NYSE's CTO Discusses Arca Integration
s the NYSE Group-Euronext deal was announced, in an interview with Advanced Trading's Ivy Schmerken in early June, NYSE Group chief technology officer Steve Rubinow was focused on the NYSE-Arca integration. He said that the Hybrid platform and Arca would run "side by side," but that any time there were two systems that didn't impact the customer, the NYSE would look to push them together.
Later, speaking at the SIA Technology Management Conference in New York on June 20, Rubinow said he was heading up a project to combine the IT organizations of the NYSE, Archipelago and SIAC to rid them of duplicate systems.
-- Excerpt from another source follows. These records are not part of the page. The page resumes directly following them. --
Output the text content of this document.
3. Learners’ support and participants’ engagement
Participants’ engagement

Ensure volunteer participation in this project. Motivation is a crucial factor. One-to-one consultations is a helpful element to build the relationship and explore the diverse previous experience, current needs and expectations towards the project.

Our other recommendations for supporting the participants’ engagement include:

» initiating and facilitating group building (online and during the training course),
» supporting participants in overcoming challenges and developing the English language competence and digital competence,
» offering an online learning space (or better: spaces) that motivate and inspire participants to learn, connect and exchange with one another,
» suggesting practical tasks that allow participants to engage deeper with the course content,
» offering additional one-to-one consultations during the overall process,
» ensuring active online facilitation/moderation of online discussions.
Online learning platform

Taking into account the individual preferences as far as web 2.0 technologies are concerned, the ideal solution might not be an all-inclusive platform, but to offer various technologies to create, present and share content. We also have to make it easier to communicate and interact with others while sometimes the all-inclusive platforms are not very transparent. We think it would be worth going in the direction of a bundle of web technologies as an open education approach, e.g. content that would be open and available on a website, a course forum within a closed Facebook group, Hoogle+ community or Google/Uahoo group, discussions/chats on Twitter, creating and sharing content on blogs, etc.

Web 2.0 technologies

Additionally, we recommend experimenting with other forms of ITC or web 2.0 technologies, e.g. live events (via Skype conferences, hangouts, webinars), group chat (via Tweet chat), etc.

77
Referring to the
underlying technologies that support the NYSE and NYSE Arca - such as databases, FIX engines, customer gateways and operating systems - Rubinow told the audience he would like to put the Hybrid and NYSE Arca on a single platform.
"I'm a big fan of simplicity," said Rubinow. "It just makes sense all the way around. We've always said we're a multiple-product, single-platform company, and we're going to do our best to make it happen."